Dichter Nebel hat sich auch zu Wochenbeginn als Spielverderber bei Olympia erwiesen. Der schon am Sonntag abgesagte olympische Biathlon-Massenstart-Bewerb der Herren musste am Montag erneut verschoben und letztlich sogar überhaupt auf Dienstag verlegt werden. Gestartet werden soll um 11.30 Uhr. Auch die Qualifikation für den Damen-Riesentorlauf fiel dem Nebel zum Opfer und wurde abgesagt - ebenso wie der Snowboard-Cross-Bewerb der Herren.

Die an Abendrennen gewöhnten Biathleten hatten sich diesmal schon am frühen Montagvormittag im Laura-Stadion eingefunden, mussten aber schon vor dem Einschießen wieder abziehen. Die Sichtweite betrug zeitweise nur einige Meter. Nach einer Verschiebung auf den späten Nachmittag folgte um 14 Uhr Ortszeit die endgültige Absage.

"Einfach ist es nicht"
Die Situation sei natürlich alles andere als optimal, betonte Sprint-Silbermedaillengewinner Dominik Landertinger. "Einfach ist es nicht. Man muss sich ja auf das Rennen vorbereiten und auch schauen, dass es mit den Trainings läuft", erklärte der neben Simon Eder und Christoph Sumann für den Massenstart qualifizierte Tiroler nach der wiederholten Absage.

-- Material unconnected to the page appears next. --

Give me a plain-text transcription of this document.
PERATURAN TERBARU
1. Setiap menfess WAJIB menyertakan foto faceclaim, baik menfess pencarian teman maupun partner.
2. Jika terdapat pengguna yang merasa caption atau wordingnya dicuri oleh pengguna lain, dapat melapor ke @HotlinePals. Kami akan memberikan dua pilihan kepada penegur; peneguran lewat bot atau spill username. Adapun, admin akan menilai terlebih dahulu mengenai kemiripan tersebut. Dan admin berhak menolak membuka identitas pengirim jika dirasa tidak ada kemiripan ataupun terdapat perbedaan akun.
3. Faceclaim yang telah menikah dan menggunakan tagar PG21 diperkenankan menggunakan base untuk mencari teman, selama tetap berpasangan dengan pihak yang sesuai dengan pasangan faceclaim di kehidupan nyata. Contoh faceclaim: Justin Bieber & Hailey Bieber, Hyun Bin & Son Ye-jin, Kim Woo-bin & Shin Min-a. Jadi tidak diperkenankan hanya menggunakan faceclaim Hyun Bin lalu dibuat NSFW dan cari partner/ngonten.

Im Gegensatz zu den vergangenen Tagen war das Team wegen der ursprünglich geplanten Startzeit um 10 Uhr Ortszeit schon früh aus den Federn gekrochen. "Heute in der Früh war es schon zäh, wir sind um 7 Uhr aufgestanden. Sonst haben wir wegen der Abendrennen immer lange geschlafen, aber man kann eh nichts machen", sagte Landertinger, bevor er sich zum Training auf die Langlaufloipe aufmachte. Ihm sei es egal, ob der Bewerb am Dienstag vormittags oder abends stattfindet, solange er es rechtzeitig erfahre. Am Dienstag wird in der Gebirgsregion mit Regen gerechnet.

Schlechte Sicht auch für die Snowboarder
Die Sichtweite im Extrem-Park in Rosa Chutor, wo der Snowboard-Bewerb steigen sollte, betrug teilweise weniger als 50 Meter. Der neue Zeitplan ist offen und soll am Montagabend im Rahmen eines Meetings der Trainer fixiert werden.

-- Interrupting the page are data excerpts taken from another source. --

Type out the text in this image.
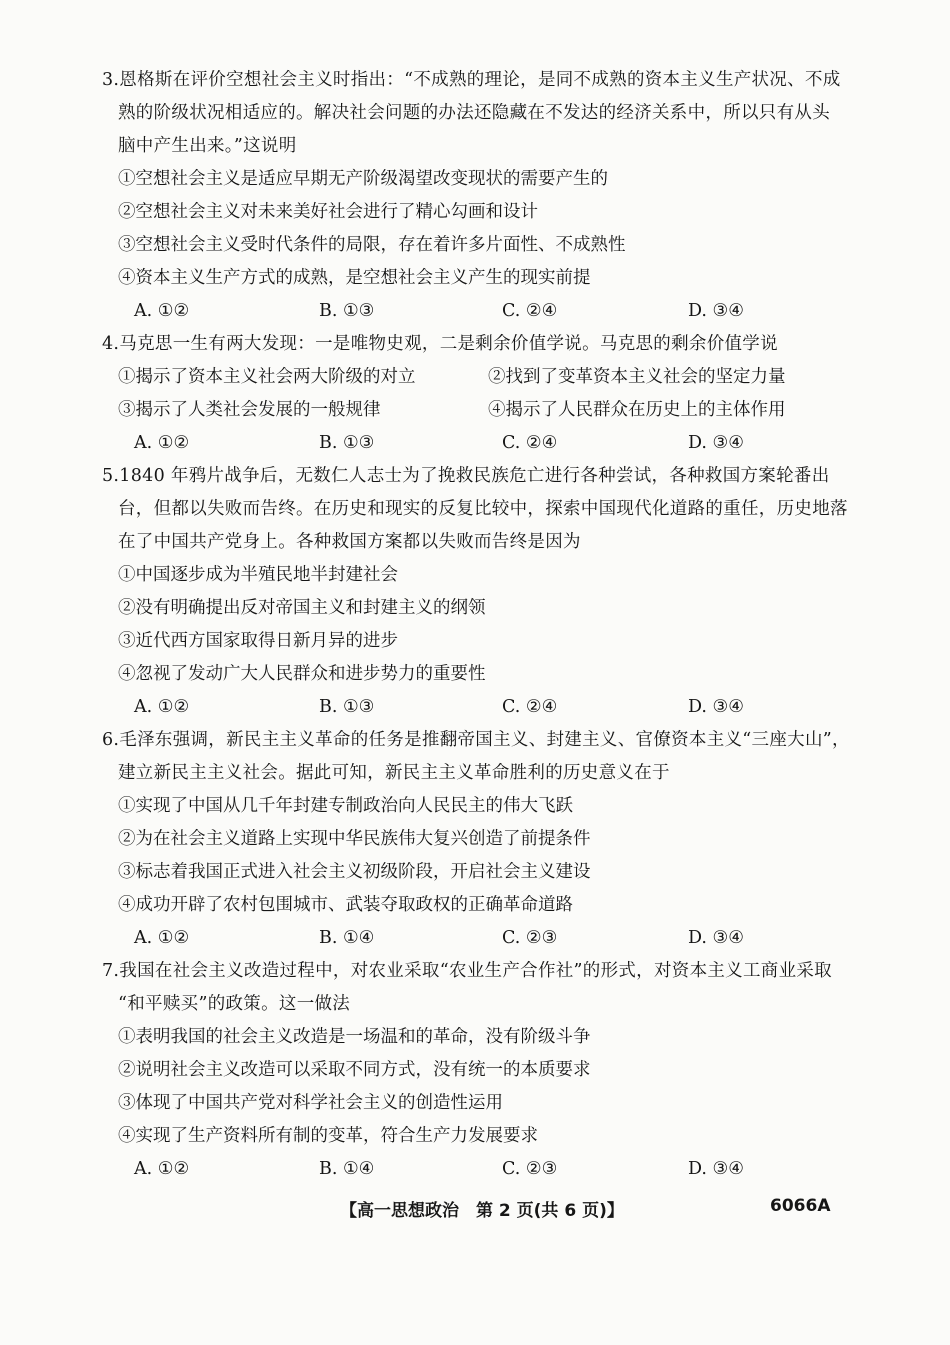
3.恩格斯在评价空想社会主义时指出：“不成熟的理论，是同不成熟的资本主义生产状况、不成
熟的阶级状况相适应的。解决社会问题的办法还隐藏在不发达的经济关系中，所以只有从头
脑中产生出来。”这说明
①空想社会主义是适应早期无产阶级渴望改变现状的需要产生的
②空想社会主义对未来美好社会进行了精心勾画和设计
③空想社会主义受时代条件的局限，存在着许多片面性、不成熟性
④资本主义生产方式的成熟，是空想社会主义产生的现实前提
A. ①②	B. ①③	C. ②④	D. ③④
4.马克思一生有两大发现：一是唯物史观，二是剩余价值学说。马克思的剩余价值学说
①揭示了资本主义社会两大阶级的对立	②找到了变革资本主义社会的坚定力量
③揭示了人类社会发展的一般规律	④揭示了人民群众在历史上的主体作用
A. ①②	B. ①③	C. ②④	D. ③④
5.1840 年鸦片战争后，无数仁人志士为了挽救民族危亡进行各种尝试，各种救国方案轮番出
台，但都以失败而告终。在历史和现实的反复比较中，探索中国现代化道路的重任，历史地落
在了中国共产党身上。各种救国方案都以失败而告终是因为
①中国逐步成为半殖民地半封建社会
②没有明确提出反对帝国主义和封建主义的纲领
③近代西方国家取得日新月异的进步
④忽视了发动广大人民群众和进步势力的重要性
A. ①②	B. ①③	C. ②④	D. ③④
6.毛泽东强调，新民主主义革命的任务是推翻帝国主义、封建主义、官僚资本主义“三座大山”，
建立新民主主义社会。据此可知，新民主主义革命胜利的历史意义在于
①实现了中国从几千年封建专制政治向人民民主的伟大飞跃
②为在社会主义道路上实现中华民族伟大复兴创造了前提条件
③标志着我国正式进入社会主义初级阶段，开启社会主义建设
④成功开辟了农村包围城市、武装夺取政权的正确革命道路
A. ①②	B. ①④	C. ②③	D. ③④
7.我国在社会主义改造过程中，对农业采取“农业生产合作社”的形式，对资本主义工商业采取
“和平赎买”的政策。这一做法
①表明我国的社会主义改造是一场温和的革命，没有阶级斗争
②说明社会主义改造可以采取不同方式，没有统一的本质要求
③体现了中国共产党对科学社会主义的创造性运用
④实现了生产资料所有制的变革，符合生产力发展要求
A. ①②	B. ①④	C. ②③	D. ③④
【高一思想政治　第 2 页(共 6 页)】	6066A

Um 8 Uhr hätte der Bewerb für das ÖSV-Trio Markus Schairer, Alessandro Hämmerle und Hanno Douschan mit den sogenannten Setzungsläufen beginnen sollen. Doch nach erstem Zuwarten wurden diese gestrichen, die FIS-Rangliste hätte über die Setzungen ab dem Achtelfinale entscheiden sollen. Doch die Wetterlage änderte sich nicht entscheidend, der Nebel wurde zwar teilweise weniger, blieb aber im oberen Bereich zu stark. Um 11.05 Uhr wurde der Bewerb dann endgültig abgesagt.

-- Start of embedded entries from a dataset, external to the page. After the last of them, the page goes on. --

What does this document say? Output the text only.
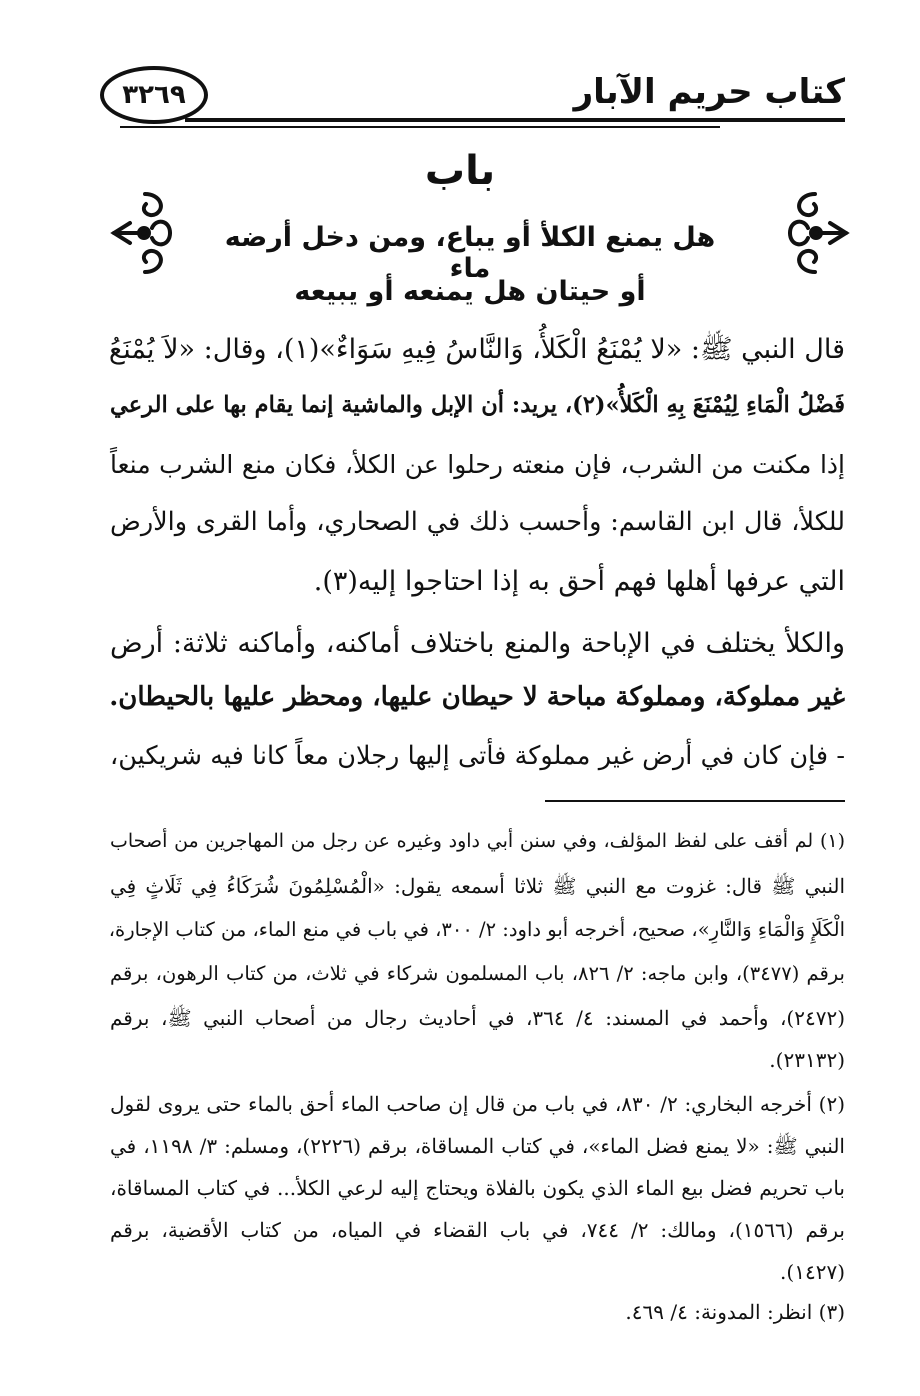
كتاب حريم الآبار
٣٢٦٩
باب
هل يمنع الكلأ أو يباع، ومن دخل أرضه ماء
أو حيتان هل يمنعه أو يبيعه
قال النبي ﷺ: «لا يُمْنَعُ الْكَلأُ، وَالنَّاسُ فِيهِ سَوَاءٌ»(١)، وقال: «لاَ يُمْنَعُ
فَضْلُ الْمَاءِ لِيُمْنَعَ بِهِ الْكَلأُ»(٢)، يريد: أن الإبل والماشية إنما يقام بها على الرعي
إذا مكنت من الشرب، فإن منعته رحلوا عن الكلأ، فكان منع الشرب منعاً
للكلأ، قال ابن القاسم: وأحسب ذلك في الصحاري، وأما القرى والأرض
التي عرفها أهلها فهم أحق به إذا احتاجوا إليه(٣).
والكلأ يختلف في الإباحة والمنع باختلاف أماكنه، وأماكنه ثلاثة: أرض
غير مملوكة، ومملوكة مباحة لا حيطان عليها، ومحظر عليها بالحيطان.
- فإن كان في أرض غير مملوكة فأتى إليها رجلان معاً كانا فيه شريكين،
(١) لم أقف على لفظ المؤلف، وفي سنن أبي داود وغيره عن رجل من المهاجرين من أصحاب
النبي ﷺ قال: غزوت مع النبي ﷺ ثلاثا أسمعه يقول: «الْمُسْلِمُونَ شُرَكَاءُ فِي ثَلَاثٍ فِي
الْكَلَإِ وَالْمَاءِ وَالنَّارِ»، صحيح، أخرجه أبو داود: ٢/ ٣٠٠، في باب في منع الماء، من كتاب الإجارة،
برقم (٣٤٧٧)، وابن ماجه: ٢/ ٨٢٦، باب المسلمون شركاء في ثلاث، من كتاب الرهون، برقم
(٢٤٧٢)، وأحمد في المسند: ٤/ ٣٦٤، في أحاديث رجال من أصحاب النبي ﷺ، برقم
(٢٣١٣٢).
(٢) أخرجه البخاري: ٢/ ٨٣٠، في باب من قال إن صاحب الماء أحق بالماء حتى يروى لقول
النبي ﷺ: «لا يمنع فضل الماء»، في كتاب المساقاة، برقم (٢٢٢٦)، ومسلم: ٣/ ١١٩٨، في
باب تحريم فضل بيع الماء الذي يكون بالفلاة ويحتاج إليه لرعي الكلأ... في كتاب المساقاة،
برقم (١٥٦٦)، ومالك: ٢/ ٧٤٤، في باب القضاء في المياه، من كتاب الأقضية، برقم
(١٤٢٧).
(٣) انظر: المدونة: ٤/ ٤٦٩.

Keine RTL-Quali bei den Damen
Auch bei den Ski-Damen wirbelte der Nebel die Pläne kräftig durcheinander. In der für den Montag angesetzten Qualifikation hätte sich auch Nicole Hosp noch ins Aufgebot fahren können, die Tirolerin hat in Russland bereits Super-Kombi-Silber und Super-G-Bronze gewonnen. Dichter Nebel machte Zeitläufe aber nicht möglich. Neben den fix qualifizierten Anna Fenninger und Kathrin Zettel erhalten somit Elisabeth Görgl und Michaela Kirchgasser Startplätze für den Bewerb.

Start schon um 6.30 Uhr
Wie am Montagnachmittag bekannt gegeben wurde, beginnt der erste Durchgang des Damen-Riesentorlaufs am Dienstag schon um 6.30 Uhr. Die Entscheidung im zweiten Durchgang soll ab 10 Uhr fallen.